Mixed convection from a spheroid in Bingham plastic fluids: Effect of buoyancy-assisted flow

Abstract

ABSTRACTIn this work, laminar mixed convection from an isothermal spheroidal particle immersed in a Bingham plastic fluid is studied numerically in the buoyancy-assisted regime. The results reported herein encompass the following ranges of conditions: Reynolds number, 0.1 ≤ Re ≤ 100; Prandtl number, 10 ≤ Pr ≤ 100; Bingham number, 0 ≤ Bn ≤ 100; Richardson number, 0 ≤ Ri ≤ 8; and aspect ratio of the spheroid, 0.2 ≤ e ≤ 5. In particular, consideration is given to the effect of shape and orientation of the particle on the detailed flow and temperature fields (in terms of streamlines, iso-vorticity, and isotherm contours), morphology of the yielded–unyielded regions, and the local and surface-averaged Nusselt number.
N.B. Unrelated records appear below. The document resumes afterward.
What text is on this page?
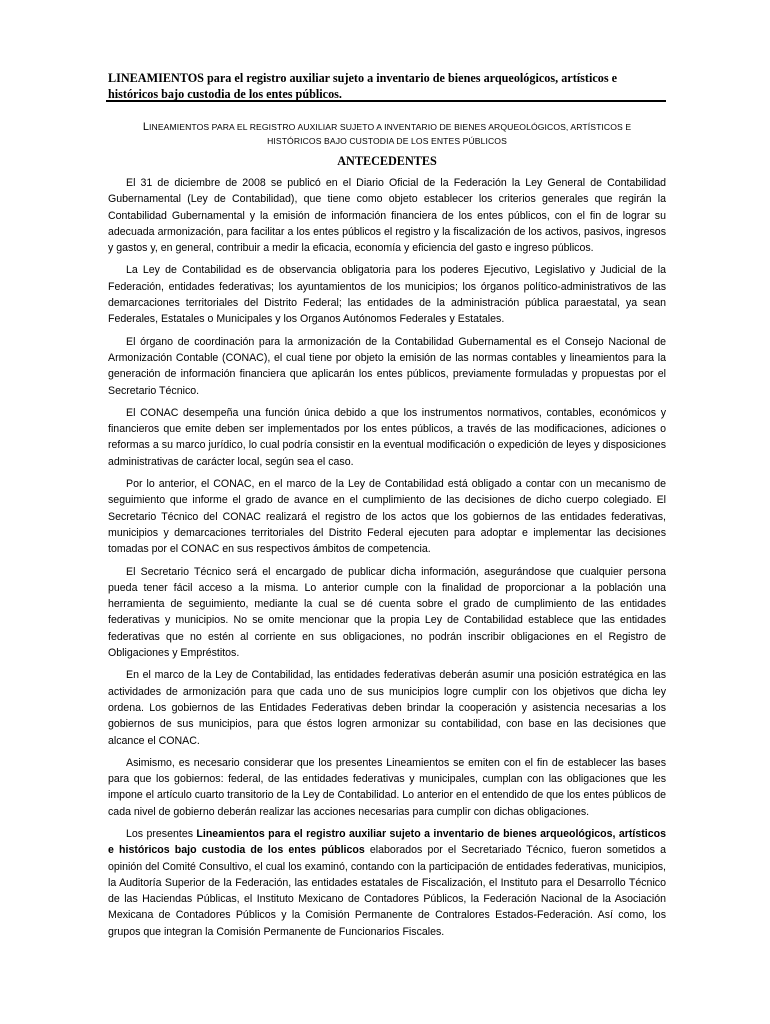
LINEAMIENTOS para el registro auxiliar sujeto a inventario de bienes arqueológicos, artísticos e históricos bajo custodia de los entes públicos.
LINEAMIENTOS PARA EL REGISTRO AUXILIAR SUJETO A INVENTARIO DE BIENES ARQUEOLÓGICOS, ARTÍSTICOS E
HISTÓRICOS BAJO CUSTODIA DE LOS ENTES PÚBLICOS
ANTECEDENTES

El 31 de diciembre de 2008 se publicó en el Diario Oficial de la Federación la Ley General de Contabilidad Gubernamental (Ley de Contabilidad), que tiene como objeto establecer los criterios generales que regirán la Contabilidad Gubernamental y la emisión de información financiera de los entes públicos, con el fin de lograr su adecuada armonización, para facilitar a los entes públicos el registro y la fiscalización de los activos, pasivos, ingresos y gastos y, en general, contribuir a medir la eficacia, economía y eficiencia del gasto e ingreso públicos.

La Ley de Contabilidad es de observancia obligatoria para los poderes Ejecutivo, Legislativo y Judicial de la Federación, entidades federativas; los ayuntamientos de los municipios; los órganos político-administrativos de las demarcaciones territoriales del Distrito Federal; las entidades de la administración pública paraestatal, ya sean Federales, Estatales o Municipales y los Organos Autónomos Federales y Estatales.

El órgano de coordinación para la armonización de la Contabilidad Gubernamental es el Consejo Nacional de Armonización Contable (CONAC), el cual tiene por objeto la emisión de las normas contables y lineamientos para la generación de información financiera que aplicarán los entes públicos, previamente formuladas y propuestas por el Secretario Técnico.

El CONAC desempeña una función única debido a que los instrumentos normativos, contables, económicos y financieros que emite deben ser implementados por los entes públicos, a través de las modificaciones, adiciones o reformas a su marco jurídico, lo cual podría consistir en la eventual modificación o expedición de leyes y disposiciones administrativas de carácter local, según sea el caso.

Por lo anterior, el CONAC, en el marco de la Ley de Contabilidad está obligado a contar con un mecanismo de seguimiento que informe el grado de avance en el cumplimiento de las decisiones de dicho cuerpo colegiado. El Secretario Técnico del CONAC realizará el registro de los actos que los gobiernos de las entidades federativas, municipios y demarcaciones territoriales del Distrito Federal ejecuten para adoptar e implementar las decisiones tomadas por el CONAC en sus respectivos ámbitos de competencia.

El Secretario Técnico será el encargado de publicar dicha información, asegurándose que cualquier persona pueda tener fácil acceso a la misma. Lo anterior cumple con la finalidad de proporcionar a la población una herramienta de seguimiento, mediante la cual se dé cuenta sobre el grado de cumplimiento de las entidades federativas y municipios. No se omite mencionar que la propia Ley de Contabilidad establece que las entidades federativas que no estén al corriente en sus obligaciones, no podrán inscribir obligaciones en el Registro de Obligaciones y Empréstitos.

En el marco de la Ley de Contabilidad, las entidades federativas deberán asumir una posición estratégica en las actividades de armonización para que cada uno de sus municipios logre cumplir con los objetivos que dicha ley ordena. Los gobiernos de las Entidades Federativas deben brindar la cooperación y asistencia necesarias a los gobiernos de sus municipios, para que éstos logren armonizar su contabilidad, con base en las decisiones que alcance el CONAC.

Asimismo, es necesario considerar que los presentes Lineamientos se emiten con el fin de establecer las bases para que los gobiernos: federal, de las entidades federativas y municipales, cumplan con las obligaciones que les impone el artículo cuarto transitorio de la Ley de Contabilidad. Lo anterior en el entendido de que los entes públicos de cada nivel de gobierno deberán realizar las acciones necesarias para cumplir con dichas obligaciones.

Los presentes Lineamientos para el registro auxiliar sujeto a inventario de bienes arqueológicos, artísticos e históricos bajo custodia de los entes públicos elaborados por el Secretariado Técnico, fueron sometidos a opinión del Comité Consultivo, el cual los examinó, contando con la participación de entidades federativas, municipios, la Auditoría Superior de la Federación, las entidades estatales de Fiscalización, el Instituto para el Desarrollo Técnico de las Haciendas Públicas, el Instituto Mexicano de Contadores Públicos, la Federación Nacional de la Asociación Mexicana de Contadores Públicos y la Comisión Permanente de Contralores Estados-Federación. Así como, los grupos que integran la Comisión Permanente de Funcionarios Fiscales.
All else being equal, the propensity for flow separation is seen to be greater for oblates (e < 1) than that for prolates (e > 1). In both cases, this reduces with the increasing Bingham number and/or the Richardson number. Both drag coefficient and the Nusselt number show a positive dependence on the Bingham number as well as on the Richardson number. Overall, the drag coefficient increases as the particle shape changes from an oblate to prolate, whereas the reverse trend is obtained for the average Nusselt number, which is in line with the general inference that more drag corresponds to more heat transfer. Finally, the average Nusselt number is correlated with the pertinent dimensionless parameters (Re, Pr, Bn, Ri, e) via a simple correlation, thereby enabling its prediction for intermediate values of the parameters and/or in a new application.